We gave full points even if you didn't finish the arithmetic to compute a number. In the real world, you have computers. However, in the real world, accurate analysis and computation matter. In 1954, physicists made an eensy teensy error designing Castle Bravo.
2 Homework 5
online, due after break.
3 Notation
How to parse $F_X(x)$
- Uppercase F means that this is a cdf. Different letters may indicate different distributions.
- The subscript X is the name of the random variable.
- The x is an argument, i.e., an input.
- $F_X(x)$ returns the probability that the random variable is less or equal to the value x, i.e. prob(X<=x).
4 Matlab
-
Matlab, Mathematica, and Maple all will help you do problems too big to do by hand. Sometime I'll demo Matlab since IMO more of the class knows it.
-
Matlab
-
Major functions:
cdf(dist,X,A,...) pdf(dist,X,A,...)
-
Common cases of dist (there are many others):
'Binomial' 'Exponential' 'Poisson' 'Normal' 'Geometric' 'Uniform' 'Discrete Uniform'
-
Examples:
pdf('Normal',-2:2,0,1) cdf('Normal',-2:2,0,1) p=0.2 n=10 k=0:10 bp=pdf('Binomial',k,n,p) bar(k,bp) grid on bc=cdf('Binomial',k,n,p) bar(k,bc) grid on x=-3:.2:3 np=pdf('Normal',x,0,1) plot(x,np)
-
Interactive GUI to explore distributions: disttool
-
Random numbers:
rand(3) rand(1,5) randn(1,10) randn(1,10)*100+500 randi(100,4)
-
Interactive GUI to explore random numbers: randtool
-
Plotting two things at once:
x=-3:.2:3 n1=pdf('Normal',x,0,1) n2=pdf('Normal',x,0,2) plot(x,n1,n2) plot(x,n1,x,n2) plot(x,n1,'--r',x,n2,'.g')
-
-
Use Matlab to compute a geometric pdf w/o using the builtin function.
-
Iclicker. Which of the following do you prefer to use?
- Matlab
- Maple
- Mathematica
- Paper. It was good enough for Bernoulli and Gauss; it's good enough for me.
- Something else (please email about it me after the class).
5 My opinion
This is my opinion of Matlab.
- Advantages
- Excellent quality numerical routines.
- Free at RPI.
- Many toolkits available.
- Uses parallel computers and GPUs.
- Interactive - you type commands and immediately see results.

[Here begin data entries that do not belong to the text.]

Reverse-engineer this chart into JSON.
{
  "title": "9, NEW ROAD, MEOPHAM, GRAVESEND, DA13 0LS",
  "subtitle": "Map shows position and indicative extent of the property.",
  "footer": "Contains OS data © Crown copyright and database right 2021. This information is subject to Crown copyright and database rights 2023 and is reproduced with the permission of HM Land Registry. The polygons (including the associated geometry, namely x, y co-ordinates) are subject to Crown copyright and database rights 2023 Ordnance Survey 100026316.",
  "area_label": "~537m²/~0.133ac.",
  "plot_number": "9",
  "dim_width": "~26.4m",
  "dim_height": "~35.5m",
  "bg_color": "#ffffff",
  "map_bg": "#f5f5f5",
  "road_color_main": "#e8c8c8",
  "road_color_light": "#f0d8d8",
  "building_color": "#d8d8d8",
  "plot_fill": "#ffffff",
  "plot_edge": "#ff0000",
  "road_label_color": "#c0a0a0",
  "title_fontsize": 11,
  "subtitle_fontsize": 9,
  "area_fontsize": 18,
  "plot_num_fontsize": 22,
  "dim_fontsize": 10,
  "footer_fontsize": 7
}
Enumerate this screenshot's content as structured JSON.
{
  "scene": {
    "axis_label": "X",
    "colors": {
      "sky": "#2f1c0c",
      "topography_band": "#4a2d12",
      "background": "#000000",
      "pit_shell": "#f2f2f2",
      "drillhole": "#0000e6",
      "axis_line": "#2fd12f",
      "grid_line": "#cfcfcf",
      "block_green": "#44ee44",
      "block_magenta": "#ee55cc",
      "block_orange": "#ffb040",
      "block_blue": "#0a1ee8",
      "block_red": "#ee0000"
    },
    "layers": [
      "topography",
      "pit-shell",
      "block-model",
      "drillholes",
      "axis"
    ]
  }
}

- No need to compile programs.
- Disadvantages
- Very expensive outside RPI.
- Once you start using Matlab, you can't easily move away when their prices rise.
- You must force your data structures to look like arrays.
- Long programs must still be developed offline.
- Hard to write in Matlab's style.
- Programs are hard to read.
- Alternatives
- Free clones like Octave are not very good
- The excellent math routines in Matlab are also available free in C++ librarues
- With C++ libraries using template metaprogramming, your code looks like Matlab.
- They compile slowly.
- Error messages are inscrutable.
- Executables run very quickly.
6 Chapter 4 ctd
-
Taxi example: Sometimes there are mixed discrete and continuous r.v.
- Let X be the time X to get a taxi at the airport.
- 80% of the time a taxi is already there, so p(X=0)=.8.
- Otherwise we wait a uniform time from 0 to 20 minutes, so p(a<x<b)=.01(b-a), for 0<a<b<20.
-
Iclicker. For the taxi example, what is F(0)?
- 0
- .2
- .8
- .81
- 1
-
iclicker. For the taxi example, what is F(1)?
- 0
- .8
- .81
- .9
- 1
-
Text 4.2 p 148 pdf
-
Simple continuous r.v. examples: uniform, exponential.
-
The exponential distribution complements the Poisson distribution. The Poisson describes the number of arrivals per unit time. The exponential describes the distribution of the times between consecutive arrivals.
Ex 4.7 p 150: exponential r.v.
-
Properties
- Memoryless.
- $f(x) = \lambda e^{-\lambda x}$ if $x\ge0$, 0 otherwise.
- Example: time for a radioactive atom to decay.
-
Ski p 4.2.1 for now.
-
The most common continuous distribution is the normal distribution.
-
4.2.2 p 152. Conditional probabilities work the same with continuous distributions as with discrete distributions.
-
p 154. Gaussian r.v.
- $$f(x) = \frac{1}{\sqrt{2\pi} \cdot \sigma} e^{\frac{-(x-\mu)^2}{2\sigma^2}}$$
- cdf often called $\Psi(x)$
- cdf complement:
- $$Q(x)=1-\Psi(x) = \int_x^\infty \frac{1}{\sqrt{2\pi} \cdot \sigma} e^{\frac{-(t-\mu)^2}{2\sigma^2}} dt$$
- E.g., if $\mu=500, \sigma=100$,
- P[x>400]=0.66
- P[x>500]=0.5
- P[x>600]=0.16
- P[x>700]=0.02
- P[x>800]=0.001
-
Text 4.3 p 156 Expected value
-
Skip the other distributions (for now?).